Raggiungere un equilibrio tra tutela della privacy e sicurezza richiederebbe un approccio attento e bilanciato. Da un lato, l’accesso non autorizzato ai dati dei lavoratori rappresenta, infatti, una violazione non solo normativa ma anche della fiducia nei rapporti aziendali, con potenziali ripercussioni significative. Dall’altro lato, tuttavia, le imprese dovrebbero poter salvaguardare nel modo più adeguato possibile il proprio patrimonio informativo, essenziale per mantenere competitività e prevenire condotte lesive come la sottrazione di segreti industriali.

La crescente digitalizzazione dei processi aziendali e la diffusione di tecnologie avanzate rendono tuttavia sempre più complesso gestire questi aspetti in modo efficace. Queste sfide, infatti, oltre a richiedere soluzioni tecniche, a volte complesse, comportano costi rilevanti, che non tutte le imprese sono sempre in grado di sostenere. Garantire una compliance stringente, infatti, significa investire in tecnologie, formazione e risorse umane, sforzi che pesano particolarmente sulle piccole e medie imprese, e ciò potrebbe creare disparità nel livello di sicurezza e protezione dei dati, lasciando alcune realtà più esposte a rischi e sanzioni.

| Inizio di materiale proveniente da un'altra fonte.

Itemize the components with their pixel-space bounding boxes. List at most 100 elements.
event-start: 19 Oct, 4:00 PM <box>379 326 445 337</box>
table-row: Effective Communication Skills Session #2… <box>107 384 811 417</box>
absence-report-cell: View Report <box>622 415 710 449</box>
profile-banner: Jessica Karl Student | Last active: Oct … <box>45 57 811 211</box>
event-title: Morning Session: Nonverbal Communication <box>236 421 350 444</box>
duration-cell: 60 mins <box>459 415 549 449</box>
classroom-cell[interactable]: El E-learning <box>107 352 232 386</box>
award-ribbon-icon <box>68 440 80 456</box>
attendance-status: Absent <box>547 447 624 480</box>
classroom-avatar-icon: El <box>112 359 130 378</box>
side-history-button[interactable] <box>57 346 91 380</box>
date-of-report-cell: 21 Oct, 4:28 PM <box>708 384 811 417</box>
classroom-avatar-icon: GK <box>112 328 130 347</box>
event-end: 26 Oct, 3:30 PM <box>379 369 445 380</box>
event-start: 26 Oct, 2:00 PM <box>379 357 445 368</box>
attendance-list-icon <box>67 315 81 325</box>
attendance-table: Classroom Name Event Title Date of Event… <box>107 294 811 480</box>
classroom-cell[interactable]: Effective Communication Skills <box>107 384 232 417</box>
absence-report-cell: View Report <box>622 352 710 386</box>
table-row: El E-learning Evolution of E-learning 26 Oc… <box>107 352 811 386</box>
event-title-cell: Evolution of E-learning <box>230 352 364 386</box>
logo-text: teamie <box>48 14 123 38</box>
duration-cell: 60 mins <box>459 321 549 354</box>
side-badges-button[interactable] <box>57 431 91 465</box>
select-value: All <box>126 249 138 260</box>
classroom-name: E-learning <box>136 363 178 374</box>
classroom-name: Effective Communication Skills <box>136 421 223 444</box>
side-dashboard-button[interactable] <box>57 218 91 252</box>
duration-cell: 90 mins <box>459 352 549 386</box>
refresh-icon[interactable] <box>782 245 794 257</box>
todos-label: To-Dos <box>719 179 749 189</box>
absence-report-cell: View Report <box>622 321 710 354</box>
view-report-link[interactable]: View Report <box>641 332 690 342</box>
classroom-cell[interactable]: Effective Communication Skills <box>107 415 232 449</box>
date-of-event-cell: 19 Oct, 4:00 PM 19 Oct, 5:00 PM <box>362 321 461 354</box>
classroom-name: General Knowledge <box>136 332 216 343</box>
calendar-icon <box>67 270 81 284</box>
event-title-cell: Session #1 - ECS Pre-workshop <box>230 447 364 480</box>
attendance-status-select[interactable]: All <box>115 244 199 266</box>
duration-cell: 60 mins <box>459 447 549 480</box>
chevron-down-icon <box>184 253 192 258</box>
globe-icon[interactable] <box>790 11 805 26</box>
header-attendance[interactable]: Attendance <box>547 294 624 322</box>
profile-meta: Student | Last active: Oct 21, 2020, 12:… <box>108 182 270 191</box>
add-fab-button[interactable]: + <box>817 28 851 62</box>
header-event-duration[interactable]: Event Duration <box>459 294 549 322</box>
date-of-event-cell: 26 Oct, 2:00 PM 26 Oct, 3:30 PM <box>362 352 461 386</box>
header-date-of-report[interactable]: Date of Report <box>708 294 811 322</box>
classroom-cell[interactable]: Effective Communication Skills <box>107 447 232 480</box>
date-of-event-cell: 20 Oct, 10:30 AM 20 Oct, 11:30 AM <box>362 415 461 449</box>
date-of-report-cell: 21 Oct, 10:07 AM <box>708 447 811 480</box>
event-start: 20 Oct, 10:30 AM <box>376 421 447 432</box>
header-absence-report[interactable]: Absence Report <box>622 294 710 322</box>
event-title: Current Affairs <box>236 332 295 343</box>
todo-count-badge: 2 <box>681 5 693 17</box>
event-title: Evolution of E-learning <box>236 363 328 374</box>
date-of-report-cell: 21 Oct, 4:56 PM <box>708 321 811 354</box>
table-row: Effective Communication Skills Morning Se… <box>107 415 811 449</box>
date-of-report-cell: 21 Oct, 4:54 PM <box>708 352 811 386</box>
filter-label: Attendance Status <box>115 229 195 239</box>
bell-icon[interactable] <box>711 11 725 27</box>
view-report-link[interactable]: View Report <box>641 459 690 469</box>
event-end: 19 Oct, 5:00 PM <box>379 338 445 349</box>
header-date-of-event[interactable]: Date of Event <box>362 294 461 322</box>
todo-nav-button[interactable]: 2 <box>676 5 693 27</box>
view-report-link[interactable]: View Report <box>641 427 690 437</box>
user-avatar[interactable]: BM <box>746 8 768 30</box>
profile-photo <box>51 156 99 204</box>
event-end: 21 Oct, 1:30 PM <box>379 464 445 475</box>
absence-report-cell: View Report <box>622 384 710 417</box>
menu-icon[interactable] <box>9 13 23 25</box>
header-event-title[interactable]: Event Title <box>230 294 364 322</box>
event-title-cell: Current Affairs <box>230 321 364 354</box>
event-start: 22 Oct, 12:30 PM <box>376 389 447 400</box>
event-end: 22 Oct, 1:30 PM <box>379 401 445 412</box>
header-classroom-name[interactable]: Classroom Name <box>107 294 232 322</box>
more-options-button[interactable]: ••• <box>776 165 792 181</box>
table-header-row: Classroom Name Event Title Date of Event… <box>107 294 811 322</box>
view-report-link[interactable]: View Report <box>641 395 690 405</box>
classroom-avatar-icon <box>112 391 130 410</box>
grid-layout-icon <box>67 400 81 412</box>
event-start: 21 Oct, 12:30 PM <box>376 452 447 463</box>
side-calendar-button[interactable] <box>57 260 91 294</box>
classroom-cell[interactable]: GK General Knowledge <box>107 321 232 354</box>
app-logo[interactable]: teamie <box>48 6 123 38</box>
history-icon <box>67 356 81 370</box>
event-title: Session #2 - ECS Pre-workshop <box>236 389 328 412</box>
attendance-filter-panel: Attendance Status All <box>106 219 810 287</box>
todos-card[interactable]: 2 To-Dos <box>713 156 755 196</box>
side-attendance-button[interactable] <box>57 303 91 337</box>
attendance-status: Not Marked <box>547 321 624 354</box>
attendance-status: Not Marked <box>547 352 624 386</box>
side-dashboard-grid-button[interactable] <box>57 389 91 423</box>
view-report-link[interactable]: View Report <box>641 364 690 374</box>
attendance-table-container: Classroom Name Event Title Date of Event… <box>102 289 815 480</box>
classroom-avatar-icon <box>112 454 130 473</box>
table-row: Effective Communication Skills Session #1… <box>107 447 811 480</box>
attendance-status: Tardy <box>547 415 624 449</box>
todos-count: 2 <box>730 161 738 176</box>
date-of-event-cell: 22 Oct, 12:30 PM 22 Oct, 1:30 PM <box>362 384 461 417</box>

Un approccio più multidisciplinare e flessibile potrebbe quindi rendere la compliance più sostenibile per tutte le aziende. Il Garante Privacy, ad esempio, potrebbe fornire linee guida più pratiche e dettagliate, adattate alle diverse realtà operative, e chiarire meglio le aspettative sui requisiti tecnici e organizzativi. Ciò aiuterebbe le imprese a evitare errori interpretativi, facilitando l’adozione di pratiche conformi alle normative. Allo stesso modo, il legislatore potrebbe considerare, laddove necessario, aggiornamenti normativi che tengano conto delle trasformazioni tecnologiche e delle necessità concrete del tessuto economico.

Le imprese, da parte loro, dovrebbero invece investire maggiormente in programmi di formazione e sensibilizzazione dei dipendenti volti a rafforzare la consapevolezza interna sull’importanza della protezione dei dati e a ridurre il rischio di errori o violazioni.

In conclusione, il diritto alla protezione dei dati personali dovrebbe essere conciliato con le legittime esigenze aziendali senza rappresentare un onere insostenibile per le imprese. Un dialogo costruttivo tra autorità, imprese e legislatore, accompagnato da normative chiare e applicabili, potrebbe garantire un sistema più equilibrato, in cui i diritti individuali e la sicurezza aziendale si rafforzino reciprocamente, favorendo uno sviluppo economico sostenibile e inclusivo.